Description of problem:
atopgpu fails to start because pynvml is not installed. python3-py3nvml is installed as a dependencie though.
Version-Release number of selected component (if applicable):
Steps to Reproduce:
# yum install atop
# systemctl start atopgpu.service
Job for atopgpu.service failed because the control process exited with error code.
See "systemctl status atopgpu.service" and "journalctl -xe" for details.
# # systemctl status atopgpu.service
● atopgpu.service - Atop GPU stats daemon
Loaded: loaded (/usr/lib/systemd/system/atopgpu.service; disabled; vendor preset: disabled)
Active: failed (Result: exit-code) since Mon 2021-10-18 11:05:20 CEST; 1s ago
Process: 191751 ExecStart=/usr/sbin/atopgpud (code=exited, status=1/FAILURE)
Main PID: 191751 (code=exited, status=1/FAILURE)
Oct 18 11:05:20 maestro-3002 systemd: Starting Atop GPU stats daemon...
Oct 18 11:05:20 maestro-3002 atopgpud: atopgpud ERROR: Python module 'pynvml' not installed!
Oct 18 11:05:20 maestro-3002 systemd: atopgpu.service: Main process exited, code=exited, status=1/FAILURE
Oct 18 11:05:20 maestro-3002 systemd: atopgpu.service: Failed with result 'exit-code'.
Oct 18 11:05:20 maestro-3002 systemd: Failed to start Atop GPU stats daemon.
pynvml is not available:
# python3 -c "import pynvml"
Traceback (most recent call last):
File "<string>", line 1, in <module>
ModuleNotFoundError: No module named 'pynvml'
# python3 -c "import py3nvml"
My guess is that py3nvml is not a drop-in replacement for nvidia-ml-py. Atop upstream mentions nvidia-ml-py as a dependencie, not py3nvml.

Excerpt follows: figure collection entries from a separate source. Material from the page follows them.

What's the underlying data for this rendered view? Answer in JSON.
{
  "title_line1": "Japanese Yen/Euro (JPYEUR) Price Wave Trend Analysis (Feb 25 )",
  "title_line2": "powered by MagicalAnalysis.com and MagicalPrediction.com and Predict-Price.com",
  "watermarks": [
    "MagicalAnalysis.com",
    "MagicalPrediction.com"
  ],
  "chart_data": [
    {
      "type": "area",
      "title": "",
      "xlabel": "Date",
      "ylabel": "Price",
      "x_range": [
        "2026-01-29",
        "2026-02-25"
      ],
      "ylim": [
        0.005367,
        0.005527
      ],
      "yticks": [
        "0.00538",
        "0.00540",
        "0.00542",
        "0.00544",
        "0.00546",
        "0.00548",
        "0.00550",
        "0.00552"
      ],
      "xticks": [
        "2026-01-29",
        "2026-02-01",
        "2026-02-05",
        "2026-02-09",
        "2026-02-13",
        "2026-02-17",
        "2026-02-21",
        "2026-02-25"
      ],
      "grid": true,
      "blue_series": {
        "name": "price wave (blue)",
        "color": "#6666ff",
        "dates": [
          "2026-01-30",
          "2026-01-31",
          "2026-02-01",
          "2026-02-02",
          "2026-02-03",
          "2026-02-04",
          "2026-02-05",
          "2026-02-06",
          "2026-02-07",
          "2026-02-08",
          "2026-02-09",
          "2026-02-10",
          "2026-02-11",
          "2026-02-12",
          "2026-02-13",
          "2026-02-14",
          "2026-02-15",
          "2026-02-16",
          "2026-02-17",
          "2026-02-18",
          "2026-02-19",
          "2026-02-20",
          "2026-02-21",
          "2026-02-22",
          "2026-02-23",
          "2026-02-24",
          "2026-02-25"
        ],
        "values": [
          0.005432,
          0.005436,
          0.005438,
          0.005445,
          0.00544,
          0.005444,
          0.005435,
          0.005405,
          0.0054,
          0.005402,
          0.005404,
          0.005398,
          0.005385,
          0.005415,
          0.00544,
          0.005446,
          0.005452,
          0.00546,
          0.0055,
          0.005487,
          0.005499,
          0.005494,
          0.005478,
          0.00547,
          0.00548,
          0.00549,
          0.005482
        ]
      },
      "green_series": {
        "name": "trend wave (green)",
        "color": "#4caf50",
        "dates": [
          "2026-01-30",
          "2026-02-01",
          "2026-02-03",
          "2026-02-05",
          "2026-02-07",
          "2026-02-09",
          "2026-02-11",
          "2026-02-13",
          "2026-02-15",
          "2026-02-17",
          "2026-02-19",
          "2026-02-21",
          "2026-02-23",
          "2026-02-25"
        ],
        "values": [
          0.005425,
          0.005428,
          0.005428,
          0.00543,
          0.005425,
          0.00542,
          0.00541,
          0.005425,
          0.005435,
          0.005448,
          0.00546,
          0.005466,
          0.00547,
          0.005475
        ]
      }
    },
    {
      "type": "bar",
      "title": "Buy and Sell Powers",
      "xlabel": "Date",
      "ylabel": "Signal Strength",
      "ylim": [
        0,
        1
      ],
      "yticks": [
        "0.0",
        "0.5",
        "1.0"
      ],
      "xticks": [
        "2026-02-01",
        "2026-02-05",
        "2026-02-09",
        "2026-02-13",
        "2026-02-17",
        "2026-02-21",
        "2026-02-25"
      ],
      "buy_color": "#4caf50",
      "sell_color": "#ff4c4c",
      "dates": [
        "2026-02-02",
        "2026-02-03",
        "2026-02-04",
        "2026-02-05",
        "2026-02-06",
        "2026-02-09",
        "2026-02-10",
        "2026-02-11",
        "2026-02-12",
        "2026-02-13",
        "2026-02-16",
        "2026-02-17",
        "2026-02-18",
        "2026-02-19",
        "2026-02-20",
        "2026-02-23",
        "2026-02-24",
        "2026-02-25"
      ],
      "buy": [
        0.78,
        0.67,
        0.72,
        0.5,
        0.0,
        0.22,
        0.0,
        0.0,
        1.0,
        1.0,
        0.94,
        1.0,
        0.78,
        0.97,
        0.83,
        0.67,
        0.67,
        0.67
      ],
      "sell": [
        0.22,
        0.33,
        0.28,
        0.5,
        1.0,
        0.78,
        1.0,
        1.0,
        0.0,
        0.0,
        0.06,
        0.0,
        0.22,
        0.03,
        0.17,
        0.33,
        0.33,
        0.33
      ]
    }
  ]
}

I've tried to modified the import naively with:
import py3nvml.py3nvml as pynvml
But it is not that simple (from journalctl -u atopgpu):
systemd: Starting Atop GPU stats daemon...

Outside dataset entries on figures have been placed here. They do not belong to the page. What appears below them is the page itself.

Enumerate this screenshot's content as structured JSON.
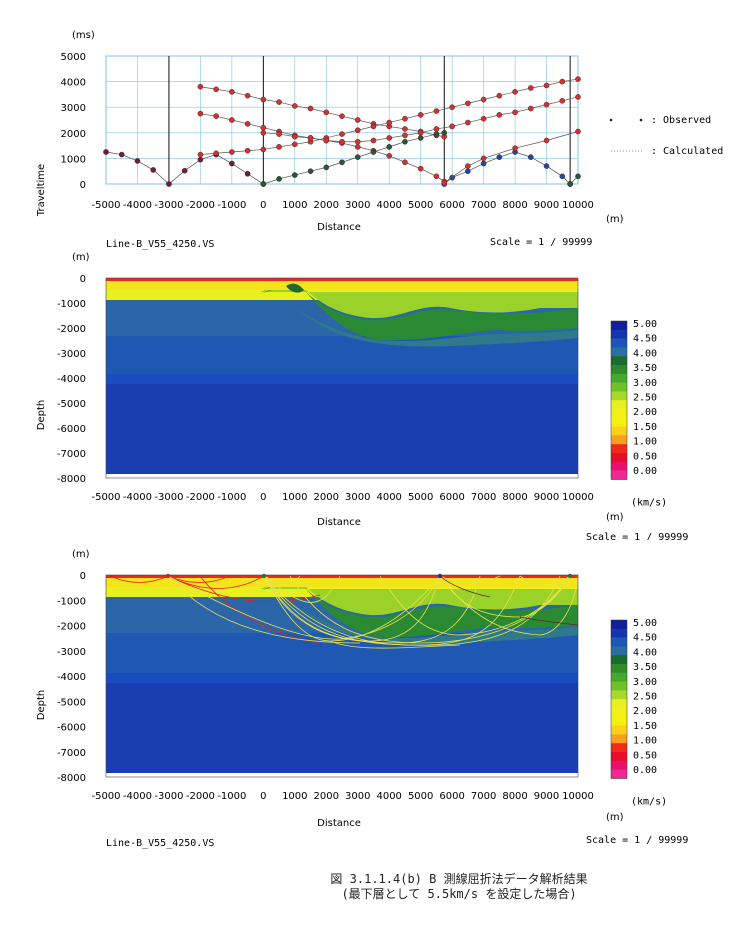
{
  "traveltime_chart": {
    "type": "scatter",
    "y_unit": "(ms)",
    "x_unit": "(m)",
    "ylabel": "Traveltime",
    "xlabel": "Distance",
    "xlim": [
      -5000,
      10000
    ],
    "ylim": [
      0,
      5000
    ],
    "x_ticks": [
      -5000,
      -4000,
      -3000,
      -2000,
      -1000,
      0,
      1000,
      2000,
      3000,
      4000,
      5000,
      6000,
      7000,
      8000,
      9000,
      10000
    ],
    "y_ticks": [
      0,
      1000,
      2000,
      3000,
      4000,
      5000
    ],
    "grid": true,
    "shot_positions": [
      -3000,
      0,
      5750,
      9750
    ],
    "legend": {
      "observed": ": Observed",
      "calculated": ": Calculated"
    },
    "series": [
      {
        "color": "#6a1f3a",
        "points": [
          [
            -5000,
            1250
          ],
          [
            -4500,
            1150
          ],
          [
            -4000,
            900
          ],
          [
            -3500,
            550
          ],
          [
            -3000,
            0
          ],
          [
            -2500,
            520
          ],
          [
            -2000,
            950
          ],
          [
            -1500,
            1150
          ],
          [
            -1000,
            800
          ],
          [
            -500,
            400
          ],
          [
            0,
            0
          ]
        ]
      },
      {
        "color": "#cc3333",
        "points": [
          [
            -2000,
            3800
          ],
          [
            -1500,
            3700
          ],
          [
            -1000,
            3600
          ],
          [
            -500,
            3450
          ],
          [
            0,
            3300
          ],
          [
            500,
            3200
          ],
          [
            1000,
            3050
          ],
          [
            1500,
            2950
          ],
          [
            2000,
            2800
          ],
          [
            2500,
            2650
          ],
          [
            3000,
            2500
          ],
          [
            3500,
            2350
          ],
          [
            4000,
            2250
          ],
          [
            4500,
            2150
          ],
          [
            5000,
            2050
          ],
          [
            5500,
            1900
          ],
          [
            5750,
            1850
          ]
        ]
      },
      {
        "color": "#cc3333",
        "points": [
          [
            -2000,
            2750
          ],
          [
            -1500,
            2650
          ],
          [
            -1000,
            2500
          ],
          [
            -500,
            2350
          ],
          [
            0,
            2200
          ],
          [
            500,
            2050
          ],
          [
            1000,
            1900
          ],
          [
            1500,
            1800
          ],
          [
            2000,
            1700
          ],
          [
            2500,
            1600
          ],
          [
            3000,
            1450
          ],
          [
            3500,
            1300
          ],
          [
            4000,
            1100
          ],
          [
            4500,
            850
          ],
          [
            5000,
            600
          ],
          [
            5500,
            300
          ],
          [
            5750,
            100
          ]
        ]
      },
      {
        "color": "#cc3333",
        "points": [
          [
            -2000,
            1150
          ],
          [
            -1500,
            1200
          ],
          [
            -1000,
            1250
          ],
          [
            -500,
            1300
          ],
          [
            0,
            1350
          ],
          [
            500,
            1450
          ],
          [
            1000,
            1550
          ],
          [
            1500,
            1650
          ],
          [
            2000,
            1800
          ],
          [
            2500,
            1950
          ],
          [
            3000,
            2100
          ],
          [
            3500,
            2250
          ],
          [
            4000,
            2400
          ],
          [
            4500,
            2550
          ],
          [
            5000,
            2700
          ],
          [
            5500,
            2850
          ],
          [
            6000,
            3000
          ],
          [
            6500,
            3150
          ],
          [
            7000,
            3300
          ],
          [
            7500,
            3450
          ],
          [
            8000,
            3600
          ],
          [
            8500,
            3750
          ],
          [
            9000,
            3850
          ],
          [
            9500,
            4000
          ],
          [
            10000,
            4100
          ]
        ]
      },
      {
        "color": "#cc3333",
        "points": [
          [
            0,
            2000
          ],
          [
            500,
            1950
          ],
          [
            1000,
            1850
          ],
          [
            1500,
            1800
          ],
          [
            2000,
            1700
          ],
          [
            2500,
            1650
          ],
          [
            3000,
            1650
          ],
          [
            3500,
            1700
          ],
          [
            4000,
            1800
          ],
          [
            4500,
            1900
          ],
          [
            5000,
            2000
          ],
          [
            5500,
            2150
          ],
          [
            6000,
            2250
          ],
          [
            6500,
            2400
          ],
          [
            7000,
            2550
          ],
          [
            7500,
            2700
          ],
          [
            8000,
            2800
          ],
          [
            8500,
            2950
          ],
          [
            9000,
            3100
          ],
          [
            9500,
            3250
          ],
          [
            10000,
            3400
          ]
        ]
      },
      {
        "color": "#1f5a3a",
        "points": [
          [
            0,
            0
          ],
          [
            500,
            200
          ],
          [
            1000,
            350
          ],
          [
            1500,
            500
          ],
          [
            2000,
            650
          ],
          [
            2500,
            850
          ],
          [
            3000,
            1050
          ],
          [
            3500,
            1250
          ],
          [
            4000,
            1450
          ],
          [
            4500,
            1650
          ],
          [
            5000,
            1800
          ],
          [
            5500,
            1950
          ],
          [
            5750,
            2000
          ]
        ]
      },
      {
        "color": "#1f4aa0",
        "points": [
          [
            5750,
            0
          ],
          [
            6000,
            250
          ],
          [
            6500,
            500
          ],
          [
            7000,
            800
          ],
          [
            7500,
            1050
          ],
          [
            8000,
            1250
          ],
          [
            8500,
            1050
          ],
          [
            9000,
            700
          ],
          [
            9500,
            300
          ],
          [
            9750,
            0
          ]
        ]
      },
      {
        "color": "#cc3333",
        "points": [
          [
            5750,
            50
          ],
          [
            6500,
            700
          ],
          [
            7000,
            1000
          ],
          [
            8000,
            1400
          ],
          [
            9000,
            1700
          ],
          [
            10000,
            2050
          ]
        ]
      },
      {
        "color": "#1f5a3a",
        "points": [
          [
            9750,
            0
          ],
          [
            10000,
            300
          ]
        ]
      }
    ]
  },
  "velocity_section_1": {
    "type": "heatmap",
    "y_unit": "(m)",
    "x_unit": "(m)",
    "ylabel": "Depth",
    "xlabel": "Distance",
    "line_name": "Line-B_V55_4250.VS",
    "scale": "Scale = 1 / 99999",
    "xlim": [
      -5000,
      10000
    ],
    "ylim": [
      -8000,
      0
    ],
    "x_ticks": [
      -5000,
      -4000,
      -3000,
      -2000,
      -1000,
      0,
      1000,
      2000,
      3000,
      4000,
      5000,
      6000,
      7000,
      8000,
      9000,
      10000
    ],
    "y_ticks": [
      0,
      -1000,
      -2000,
      -3000,
      -4000,
      -5000,
      -6000,
      -7000,
      -8000
    ]
  },
  "velocity_section_2": {
    "type": "heatmap",
    "y_unit": "(m)",
    "x_unit": "(m)",
    "ylabel": "Depth",
    "xlabel": "Distance",
    "line_name": "Line-B_V55_4250.VS",
    "scale": "Scale = 1 / 99999",
    "xlim": [
      -5000,
      10000
    ],
    "ylim": [
      -8000,
      0
    ],
    "x_ticks": [
      -5000,
      -4000,
      -3000,
      -2000,
      -1000,
      0,
      1000,
      2000,
      3000,
      4000,
      5000,
      6000,
      7000,
      8000,
      9000,
      10000
    ],
    "y_ticks": [
      0,
      -1000,
      -2000,
      -3000,
      -4000,
      -5000,
      -6000,
      -7000,
      -8000
    ]
  },
  "colorbar": {
    "unit": "(km/s)",
    "labels": [
      "5.00",
      "4.50",
      "4.00",
      "3.50",
      "3.00",
      "2.50",
      "2.00",
      "1.50",
      "1.00",
      "0.50",
      "0.00"
    ],
    "colors": [
      "#10209a",
      "#1535b0",
      "#1f55b8",
      "#2b6fa0",
      "#1d6a2e",
      "#2f8a2a",
      "#46a82d",
      "#6fc12a",
      "#a8d82a",
      "#e9f022",
      "#f2f01a",
      "#f6f012",
      "#fcd01a",
      "#f5a020",
      "#ee2a18",
      "#e80d2a",
      "#e8106a",
      "#ec2a96"
    ]
  },
  "caption": {
    "line1": "図 3.1.1.4(b)  B 測線屈折法データ解析結果",
    "line2": "(最下層として 5.5km/s を設定した場合)"
  }
}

atopgpud: atopgpud INFO: Number of GPUs: 4
systemd: Started Atop GPU stats daemon.
atopgpud: Traceback (most recent call last):
atopgpud: File "/usr/sbin/atopgpud", line 583, in <module>
atopgpud: File "/usr/sbin/atopgpud", line 288, in main
atopgpud: gpulist.append( GpuProp(i) )
atopgpud: File "/usr/sbin/atopgpud", line 74, in __init__
atopgpud: self.stats.devname = pynvml.nvmlDeviceGetName(gpuhandle).decode(
atopgpud: AttributeError: 'str' object has no attribute 'decode'
Using nvidia-ml-py-11.470.66 and installing it using "python3 setup.py install --prefix=/usr", everything works.
This breaks Fedora too, which I didn't realize since I lack an nvidia card. I'll package nvidia-ml-py.

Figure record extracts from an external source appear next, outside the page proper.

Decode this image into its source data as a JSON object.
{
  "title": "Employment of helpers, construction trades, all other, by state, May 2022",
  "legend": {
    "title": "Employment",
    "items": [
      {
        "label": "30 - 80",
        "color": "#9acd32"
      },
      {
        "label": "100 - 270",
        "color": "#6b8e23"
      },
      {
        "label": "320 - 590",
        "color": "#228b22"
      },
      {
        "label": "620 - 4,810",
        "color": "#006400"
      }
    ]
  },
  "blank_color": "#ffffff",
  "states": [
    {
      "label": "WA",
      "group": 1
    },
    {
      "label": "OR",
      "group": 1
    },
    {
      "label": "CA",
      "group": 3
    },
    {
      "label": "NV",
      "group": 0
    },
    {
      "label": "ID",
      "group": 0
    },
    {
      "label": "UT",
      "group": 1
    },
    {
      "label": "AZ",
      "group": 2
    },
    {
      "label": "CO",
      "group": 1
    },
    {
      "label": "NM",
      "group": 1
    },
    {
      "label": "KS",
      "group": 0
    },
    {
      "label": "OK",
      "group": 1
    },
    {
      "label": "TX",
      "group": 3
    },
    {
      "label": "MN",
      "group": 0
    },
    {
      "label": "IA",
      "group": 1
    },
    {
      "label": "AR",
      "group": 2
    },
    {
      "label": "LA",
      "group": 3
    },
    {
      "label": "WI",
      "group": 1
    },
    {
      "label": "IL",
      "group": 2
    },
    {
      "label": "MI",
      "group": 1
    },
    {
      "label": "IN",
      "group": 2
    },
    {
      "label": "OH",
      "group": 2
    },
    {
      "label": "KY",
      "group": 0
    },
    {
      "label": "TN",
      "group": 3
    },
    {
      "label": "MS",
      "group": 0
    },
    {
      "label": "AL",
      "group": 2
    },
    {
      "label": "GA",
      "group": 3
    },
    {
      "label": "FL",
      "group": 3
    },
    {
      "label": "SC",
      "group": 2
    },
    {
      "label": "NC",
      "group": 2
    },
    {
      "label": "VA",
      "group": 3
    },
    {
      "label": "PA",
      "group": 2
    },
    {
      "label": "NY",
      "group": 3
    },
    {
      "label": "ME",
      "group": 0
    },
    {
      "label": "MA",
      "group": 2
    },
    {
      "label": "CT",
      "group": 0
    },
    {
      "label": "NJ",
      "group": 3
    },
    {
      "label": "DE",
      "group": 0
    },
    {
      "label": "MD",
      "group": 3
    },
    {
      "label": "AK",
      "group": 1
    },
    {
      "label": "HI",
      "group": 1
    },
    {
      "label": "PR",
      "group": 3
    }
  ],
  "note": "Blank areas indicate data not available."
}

We have a problem. Both nvidia-ml-py and py3nvml are Free Software, but they both, when used with atopgpud, require the libnvidia-ml library, which is not. I assume you installed this from rpmforge?
It comes from the official nvidia-driver-devel package.
Ok. So that's not something we can ship in Fedora. What I should really do, then, is stop shipping atopgpud:
I don't love it, but I can't force the atop developers to write code that doesn't rely on proprietary software.
You're the one in control and I won't argue. But I do think that atopgpud should be shipped along its .service file somewhere, even if it is not working if you don't have the required nvidia software installed.
> You're the one in control and I won't argue. But I do think that atopgpud should be shipped along its .service file somewhere, even if it is not working if you don't have the required nvidia software installed.
I'll argue ;) From my point of view, since atopgpu handles the missing library in its code with a clean exit, it does harm the system to keep it.
So you think removing it is the best way to go?
Whoops. I meant it does *NOT* harm the system to keep it, sorry.
FEDORA-EPEL-2022-8d256a0ff8 has been submitted as an update to Fedora EPEL 8. https://bodhi.fedoraproject.org/updates/FEDORA-EPEL-2022-8d256a0ff8
FEDORA-EPEL-2022-8d256a0ff8 has been pushed to the Fedora EPEL 8 testing repository.
You can provide feedback for this update here: https://bodhi.fedoraproject.org/updates/FEDORA-EPEL-2022-8d256a0ff8
See also https://fedoraproject.org/wiki/QA:Updates_Testing for more information on how to test updates.
FEDORA-EPEL-2022-8d256a0ff8 has been pushed to the Fedora EPEL 8 stable repository.
If problem still persists, please make note of it in this bug report.